The farmer who operates the Corn Illustrated plots, Jim Facemire, Edinburgh, Ind., reported that you could make out the section where no pre-plant N was applied before planting. That was a conscious move so that the CI crew could compare per-plant applications vs. sidedressing at the normal sidedressing time early in the season.
We reported this observation in Corn Illustrated update last week. What’s different now is that the corn has been sidedressed which didn’t get any N pre-plant. We will watch and report how long it takes for colors to change, and how long before the sidedressing plot catches up with the first plot, if it does.
In theory, it should catch it and pass it at some point, at least in yield potential. That’s because urea was applied pre-plant on the first part of the plot. Even though it was just days before a heavy rain, Jim Camberato, Purdue University soil fertility specialist, says only the part of the urea already in the nitrate form, about one-fourth of the N in the material, should have been subject to significant loss. If his theory is right, the lower amount of N available should show up later in the season.
How much N is available is on the minds of farmers everywhere right now. Wherever there has been major flooding, but crop is still left, much of it is or was yellow. One observer noted that besides the drowned-out acres, the ag stats folks ought to b reporting the number of acres stunted or impacted by the heavy rains. It’s many of those fields that while still there, may not yield up to par.
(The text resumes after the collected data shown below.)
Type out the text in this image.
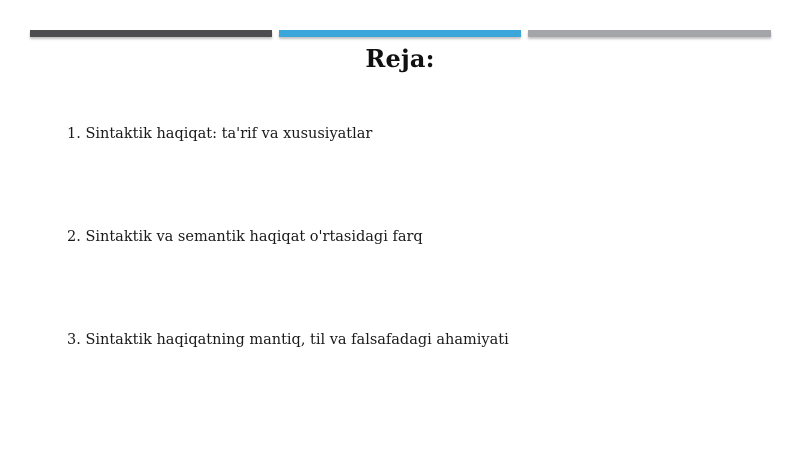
Reja:
1. Sintaktik haqiqat: ta'rif va xususiyatlar
2. Sintaktik va semantik haqiqat o'rtasidagi farq
3. Sintaktik haqiqatning mantiq, til va falsafadagi ahamiyati
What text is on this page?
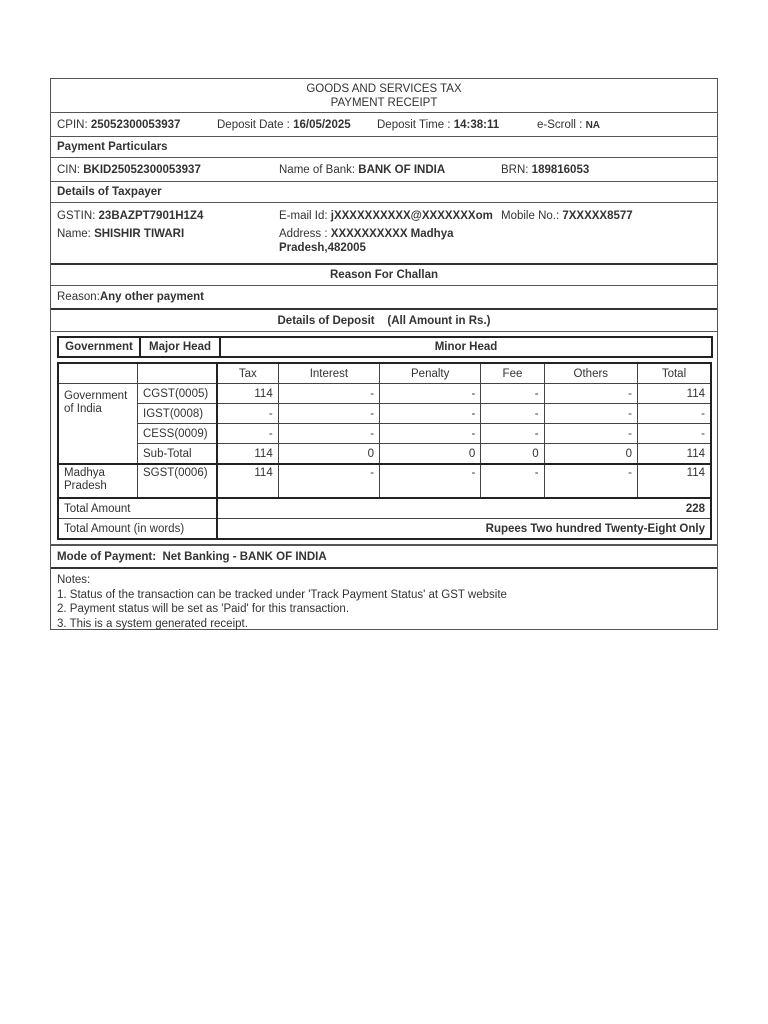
GOODS AND SERVICES TAX
PAYMENT RECEIPT
CPIN: 25052300053937	Deposit Date : 16/05/2025	Deposit Time : 14:38:11	e-Scroll : NA
Payment Particulars
CIN: BKID25052300053937	Name of Bank: BANK OF INDIA	BRN: 189816053
Details of Taxpayer
GSTIN: 23BAZPT7901H1Z4	E-mail Id: jXXXXXXXXXX@XXXXXXXom Mobile No.: 7XXXXX8577
Name: SHISHIR TIWARI	Address : XXXXXXXXXX Madhya
Pradesh,482005
Reason For Challan
Reason: Any other payment
Details of Deposit    (All Amount in Rs.)
Government	Major Head	Minor Head
		Tax	Interest	Penalty	Fee	Others	Total
Government of India	CGST(0005)	114	-	-	-	-	114
	IGST(0008)	-	-	-	-	-	-
	CESS(0009)	-	-	-	-	-	-
	Sub-Total	114	0	0	0	0	114
Madhya Pradesh	SGST(0006)	114	-	-	-	-	114
Total Amount		228					
Total Amount (in words)		Rupees Two hundred Twenty-Eight Only					
Mode of Payment: Net Banking - BANK OF INDIA
Notes:
1. Status of the transaction can be tracked under 'Track Payment Status' at GST website
2. Payment status will be set as 'Paid' for this transaction.
3. This is a system generated receipt.
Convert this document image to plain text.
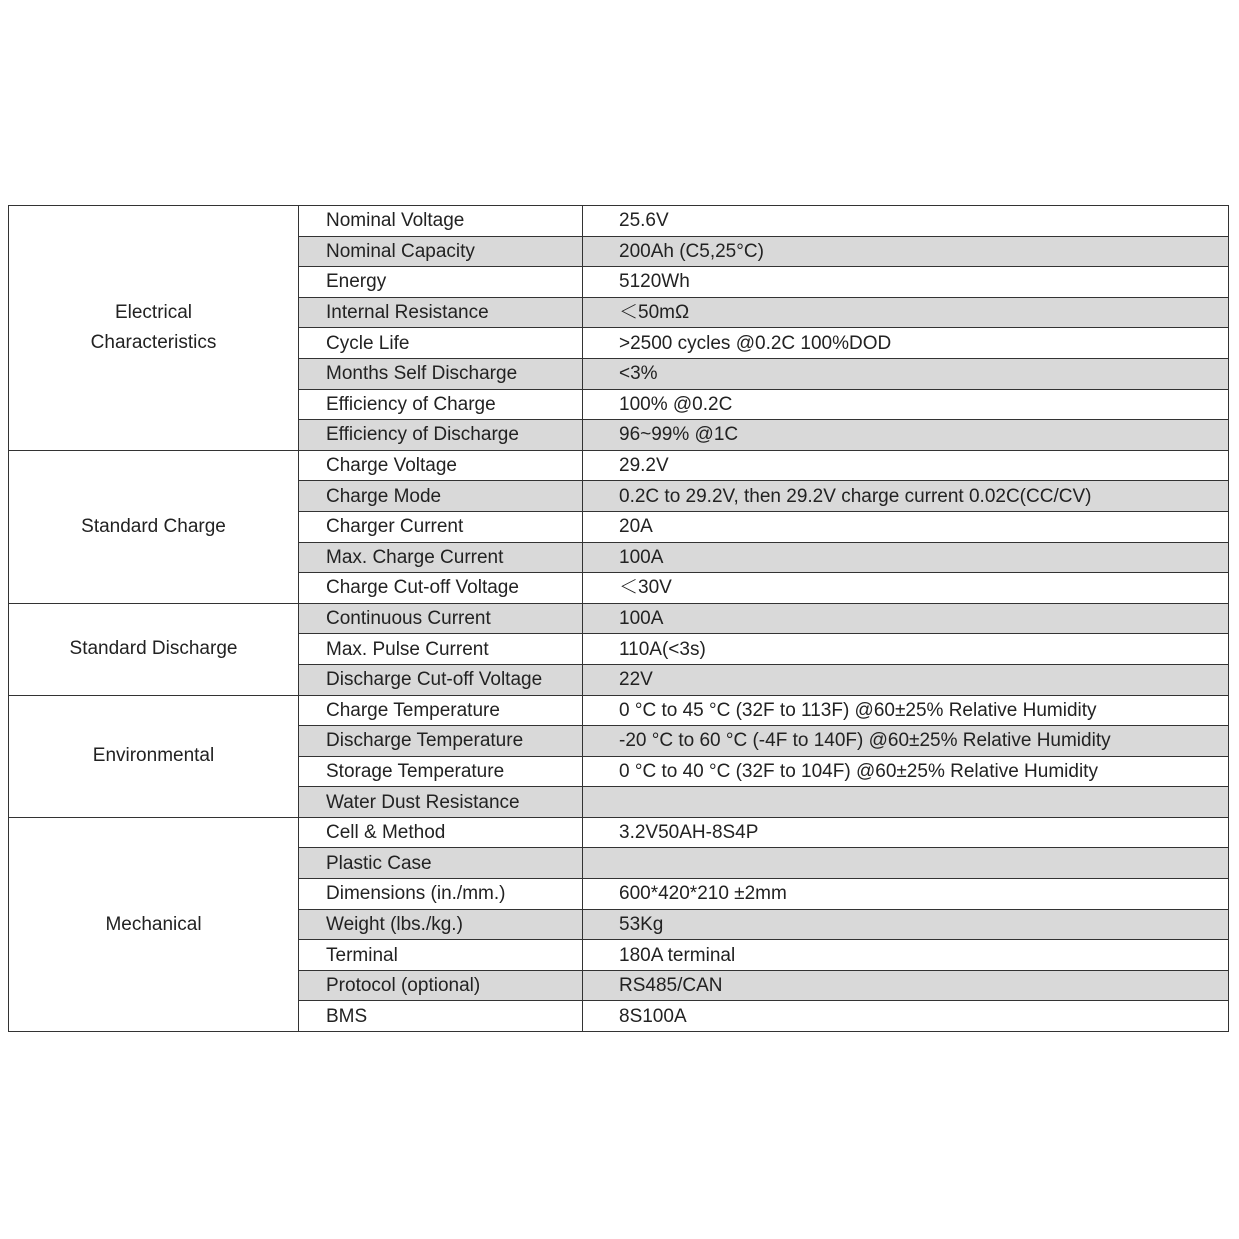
Electrical Characteristics	Nominal Voltage	25.6V
	Nominal Capacity	200Ah (C5,25°C)
	Energy	5120Wh
	Internal Resistance	＜50mΩ
	Cycle Life	>2500 cycles @0.2C 100%DOD
	Months Self Discharge	<3%
	Efficiency of Charge	100% @0.2C
	Efficiency of Discharge	96~99% @1C
Standard Charge	Charge Voltage	29.2V
	Charge Mode	0.2C to 29.2V, then 29.2V charge current 0.02C(CC/CV)
	Charger Current	20A
	Max. Charge Current	100A
	Charge Cut-off Voltage	＜30V
Standard Discharge	Continuous Current	100A
	Max. Pulse Current	110A(<3s)
	Discharge Cut-off Voltage	22V
Environmental	Charge Temperature	0 °C to 45 °C (32F to 113F) @60±25% Relative Humidity
	Discharge Temperature	-20 °C to 60 °C (-4F to 140F) @60±25% Relative Humidity
	Storage Temperature	0 °C to 40 °C (32F to 104F) @60±25% Relative Humidity
	Water Dust Resistance	
Mechanical	Cell & Method	3.2V50AH-8S4P
	Plastic Case	
	Dimensions (in./mm.)	600*420*210 ±2mm
	Weight (lbs./kg.)	53Kg
	Terminal	180A terminal
	Protocol (optional)	RS485/CAN
	BMS	8S100A
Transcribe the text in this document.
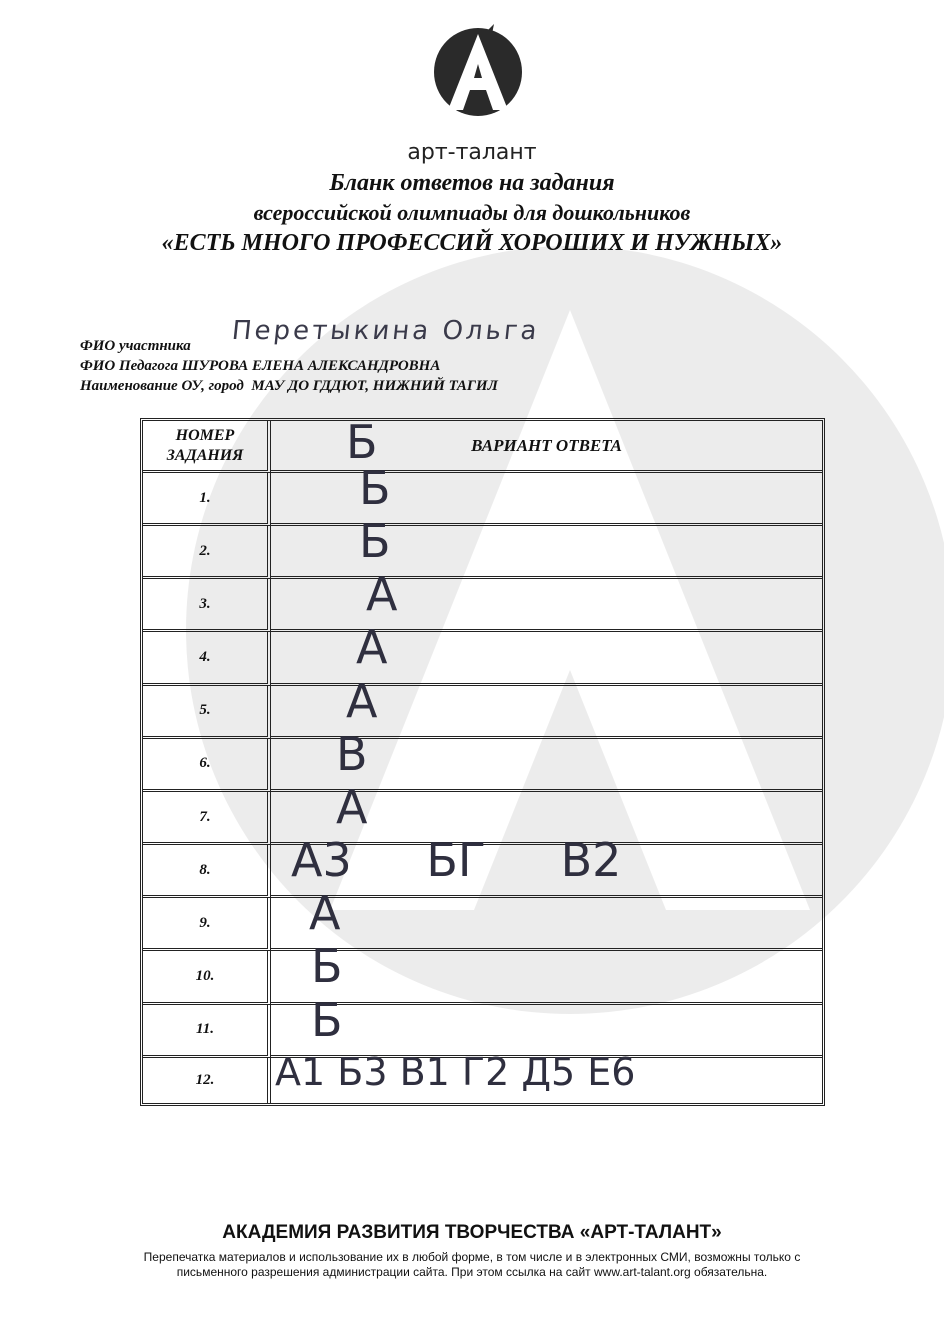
арт-талант
Бланк ответов на задания
всероссийской олимпиады для дошкольников
«ЕСТЬ МНОГО ПРОФЕССИЙ ХОРОШИХ И НУЖНЫХ»
ФИО участника Перетыкина Ольга
ФИО Педагога ШУРОВА ЕЛЕНА АЛЕКСАНДРОВНА
Наименование ОУ, город МАУ ДО ГДДЮТ, НИЖНИЙ ТАГИЛ
НОМЕР ЗАДАНИЯ	ВАРИАНТ ОТВЕТА
Б

1.	Б

2.	Б

3.	А

4.	А

5.	А

6.	В

7.	А

8.	А3 БГ В2

9.	А

10.	Б

11.	Б

12.	А1 Б3 В1 Г2 Д5 Е6
АКАДЕМИЯ РАЗВИТИЯ ТВОРЧЕСТВА «АРТ-ТАЛАНТ»
Перепечатка материалов и использование их в любой форме, в том числе и в электронных СМИ, возможны только с письменного разрешения администрации сайта. При этом ссылка на сайт www.art-talant.org обязательна.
The corn in our plot for this particular study was planted the last week of May. So it was sidedressed by still relatively small. Why did differences in color show up so rapidly?
Here are a few ideas, based upon comments by agronomists. First, corn in these plots follow seed corn. So there is likely little if any residual N left behind for new plants to use.
Second, no starter fertilizer was applied. The farmer’s system is not set up for starter fertilizer applications. His decision was made years ago. To see if it’s still valid, Farm Progress is participating in another study co-sponsored by Extension in Indiana that is testing starter vs. no starter fertilizer at various populations, on the same two hybrids used in the CI plots, These are small-scale, replicated, randomized plots.
Third, soils were warm since planting was late. The plants that emerged and found N there waiting for them no likely took off growing well. The true test will likely come later in the season, when roots determine if there is still enough N there or not to complete the primary task of the plant- filling ears.